Children who stopped medical follow-up had a risk of death 3.80 times greater than those who continued follow-up (aHR 95% CI = 1.58 - 9.18, p = 0.003). Adjagba et al. in Benin, on the other hand, reported no significant difference between the group of children who stopped medical follow-up after recusal and those who continued medical follow-up (p = 0.24) [9] . Medical follow-up would enable complications to be detected early and treated.
The risk of death for children who did not undergo restorative treatment was 2.04 times higher than for those who underwent surgery or interventional catheterisation (aHR 95% CI = 1.21 - 3.44, p = 0.007). This would indicate the importance of surgery and interventional catheterisation in the treatment of congenital heart disease. Surgery and interventional catheterisation are the real treatments for congenital heart disease.
4.5. Limitations of the Study
Our study nevertheless has a number of limitations to highlight. The large number of children lost to follow-up whose vital status is not known constitutes a limitation to this study, preventing us from knowing a very precise long-term mortality of children with congenital heart diseases.
The rate of lost to follow-up was not negligible in our study.

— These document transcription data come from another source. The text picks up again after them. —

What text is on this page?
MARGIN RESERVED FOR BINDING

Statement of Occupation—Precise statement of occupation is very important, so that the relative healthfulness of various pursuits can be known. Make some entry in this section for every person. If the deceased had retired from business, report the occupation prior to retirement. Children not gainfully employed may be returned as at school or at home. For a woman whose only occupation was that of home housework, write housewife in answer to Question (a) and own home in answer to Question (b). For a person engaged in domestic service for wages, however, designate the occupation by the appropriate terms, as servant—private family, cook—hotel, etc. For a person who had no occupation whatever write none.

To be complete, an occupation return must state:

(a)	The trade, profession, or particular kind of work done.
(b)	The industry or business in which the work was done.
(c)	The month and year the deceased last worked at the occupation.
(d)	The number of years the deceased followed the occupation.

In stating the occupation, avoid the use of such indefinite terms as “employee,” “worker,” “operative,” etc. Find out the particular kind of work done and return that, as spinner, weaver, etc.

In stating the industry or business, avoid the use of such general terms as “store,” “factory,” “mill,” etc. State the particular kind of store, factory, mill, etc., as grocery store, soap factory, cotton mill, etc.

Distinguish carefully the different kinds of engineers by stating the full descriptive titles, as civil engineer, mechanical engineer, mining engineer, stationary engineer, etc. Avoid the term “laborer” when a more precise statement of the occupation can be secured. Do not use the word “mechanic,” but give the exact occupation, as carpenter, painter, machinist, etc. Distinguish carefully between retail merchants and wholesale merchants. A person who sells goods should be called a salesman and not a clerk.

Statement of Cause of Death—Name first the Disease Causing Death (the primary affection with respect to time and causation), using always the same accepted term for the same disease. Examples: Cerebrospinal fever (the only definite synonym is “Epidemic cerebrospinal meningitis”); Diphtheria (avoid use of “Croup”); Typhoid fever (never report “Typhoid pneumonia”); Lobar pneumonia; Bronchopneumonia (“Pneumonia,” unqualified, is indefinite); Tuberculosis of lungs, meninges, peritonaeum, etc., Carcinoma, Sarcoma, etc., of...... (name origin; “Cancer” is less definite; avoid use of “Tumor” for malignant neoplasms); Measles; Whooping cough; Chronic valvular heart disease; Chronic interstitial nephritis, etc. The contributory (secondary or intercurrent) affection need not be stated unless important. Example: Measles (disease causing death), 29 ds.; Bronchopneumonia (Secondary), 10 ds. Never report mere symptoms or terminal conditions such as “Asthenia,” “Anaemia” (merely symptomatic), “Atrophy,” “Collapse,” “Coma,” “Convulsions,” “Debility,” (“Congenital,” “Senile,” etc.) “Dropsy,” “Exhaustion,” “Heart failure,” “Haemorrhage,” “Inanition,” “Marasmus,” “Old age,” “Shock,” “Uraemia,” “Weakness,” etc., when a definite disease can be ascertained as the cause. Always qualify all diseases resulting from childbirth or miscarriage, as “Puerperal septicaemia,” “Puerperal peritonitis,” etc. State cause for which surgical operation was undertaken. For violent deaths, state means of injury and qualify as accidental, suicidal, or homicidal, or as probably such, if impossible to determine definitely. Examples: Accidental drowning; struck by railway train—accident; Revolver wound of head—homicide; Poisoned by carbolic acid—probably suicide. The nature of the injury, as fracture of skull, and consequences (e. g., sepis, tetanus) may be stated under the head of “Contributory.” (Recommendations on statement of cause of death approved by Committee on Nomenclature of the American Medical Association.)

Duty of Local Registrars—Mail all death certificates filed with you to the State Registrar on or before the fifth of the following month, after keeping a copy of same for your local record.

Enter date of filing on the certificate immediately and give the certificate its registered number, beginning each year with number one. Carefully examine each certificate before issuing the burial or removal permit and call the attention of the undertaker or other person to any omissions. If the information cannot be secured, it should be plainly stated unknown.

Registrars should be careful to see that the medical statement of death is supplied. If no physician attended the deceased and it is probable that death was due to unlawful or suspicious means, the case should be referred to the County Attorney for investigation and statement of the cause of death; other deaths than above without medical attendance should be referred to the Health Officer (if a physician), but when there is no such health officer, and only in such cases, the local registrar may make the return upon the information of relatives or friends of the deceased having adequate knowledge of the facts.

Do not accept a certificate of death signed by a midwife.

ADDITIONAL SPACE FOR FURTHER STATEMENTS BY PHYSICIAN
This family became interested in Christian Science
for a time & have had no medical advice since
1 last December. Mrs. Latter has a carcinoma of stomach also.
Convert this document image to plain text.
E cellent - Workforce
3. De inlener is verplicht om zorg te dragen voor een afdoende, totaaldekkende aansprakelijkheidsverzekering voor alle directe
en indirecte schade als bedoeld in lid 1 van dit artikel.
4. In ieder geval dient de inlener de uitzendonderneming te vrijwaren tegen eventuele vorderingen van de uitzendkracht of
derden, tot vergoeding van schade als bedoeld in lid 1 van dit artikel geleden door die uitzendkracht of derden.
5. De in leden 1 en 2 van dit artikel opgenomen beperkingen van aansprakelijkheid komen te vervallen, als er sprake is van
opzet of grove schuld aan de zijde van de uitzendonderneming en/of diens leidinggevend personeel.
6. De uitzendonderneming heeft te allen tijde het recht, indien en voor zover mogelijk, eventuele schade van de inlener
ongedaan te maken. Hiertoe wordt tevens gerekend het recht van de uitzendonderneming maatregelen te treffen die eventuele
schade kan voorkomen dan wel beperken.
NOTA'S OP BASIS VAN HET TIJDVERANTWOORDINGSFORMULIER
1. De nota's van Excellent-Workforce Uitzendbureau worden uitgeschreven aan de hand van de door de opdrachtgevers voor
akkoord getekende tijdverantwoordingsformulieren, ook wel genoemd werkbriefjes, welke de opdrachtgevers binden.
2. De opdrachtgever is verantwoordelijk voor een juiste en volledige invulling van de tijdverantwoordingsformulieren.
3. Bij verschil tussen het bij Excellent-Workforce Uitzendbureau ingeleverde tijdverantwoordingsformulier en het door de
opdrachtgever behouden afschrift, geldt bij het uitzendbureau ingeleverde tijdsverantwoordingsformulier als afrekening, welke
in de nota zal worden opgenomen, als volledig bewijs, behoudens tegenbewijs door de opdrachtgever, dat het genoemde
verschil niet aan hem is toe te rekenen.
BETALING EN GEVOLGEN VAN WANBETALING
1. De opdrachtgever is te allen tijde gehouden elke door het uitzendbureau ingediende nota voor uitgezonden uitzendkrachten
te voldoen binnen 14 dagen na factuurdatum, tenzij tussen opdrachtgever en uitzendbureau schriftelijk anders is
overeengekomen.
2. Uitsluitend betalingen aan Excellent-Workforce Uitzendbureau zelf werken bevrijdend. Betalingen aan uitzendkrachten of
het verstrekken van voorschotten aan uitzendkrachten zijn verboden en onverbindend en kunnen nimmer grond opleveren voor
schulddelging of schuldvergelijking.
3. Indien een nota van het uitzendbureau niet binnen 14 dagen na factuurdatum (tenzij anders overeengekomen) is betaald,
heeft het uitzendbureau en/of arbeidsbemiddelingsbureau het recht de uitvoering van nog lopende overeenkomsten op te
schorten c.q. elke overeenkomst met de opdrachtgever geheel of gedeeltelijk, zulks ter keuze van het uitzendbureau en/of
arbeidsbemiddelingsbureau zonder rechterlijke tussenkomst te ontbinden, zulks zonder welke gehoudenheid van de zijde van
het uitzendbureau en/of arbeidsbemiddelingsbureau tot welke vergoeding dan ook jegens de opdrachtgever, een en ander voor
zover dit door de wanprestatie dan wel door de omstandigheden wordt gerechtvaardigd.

For this reason, instantaneous survivals were estimated according to the maximum and minimum bias hypotheses. However, the multivariate analysis excluded those lost to follow-up. This choice could affect the estimation of the hazard ratio as well as the generalisation of the results. More effective analysis techniques, in particular imputation of missing data, could make it possible to better investigate the type of missing data in order to judge whether the observed data used for the analysis are representative of the unobserved data. Similarly, a sensitivity analysis of two different loss-to-follow-up scenarios could provide a better assessment of the impact of these scenarios on the results. All of this is a limitation of our study and should be taken into account when interpreting and using the results.
5. Conclusion
Congenital heart disease is a rare and serious disease. In Parakou, the delay in diagnosing these congenital diseases is obvious. Repairing these malformations remains a challenge in the absence of suitable infrastructure. As a result, the mortality rate remains high. This mortality is strongly influenced by the type of congenital heart disease, the type of treatment and therapeutic non-compliance. Improved diagnosis, local correction of heart disease and medical follow-up will help to reduce this high mortality rate.
Acknowledgements
We would like to thank all the patients who participated in this study, as well as the teams of the Cardiology Department and the Pediatric Department of CHUD-B/A. Our sincere thanks also go to Dr. GAHOU Aude-Charles and Dr. AGBO OLA Clarisse for their great contribution.
Financial Disclosure
The study did not receive any specific funding.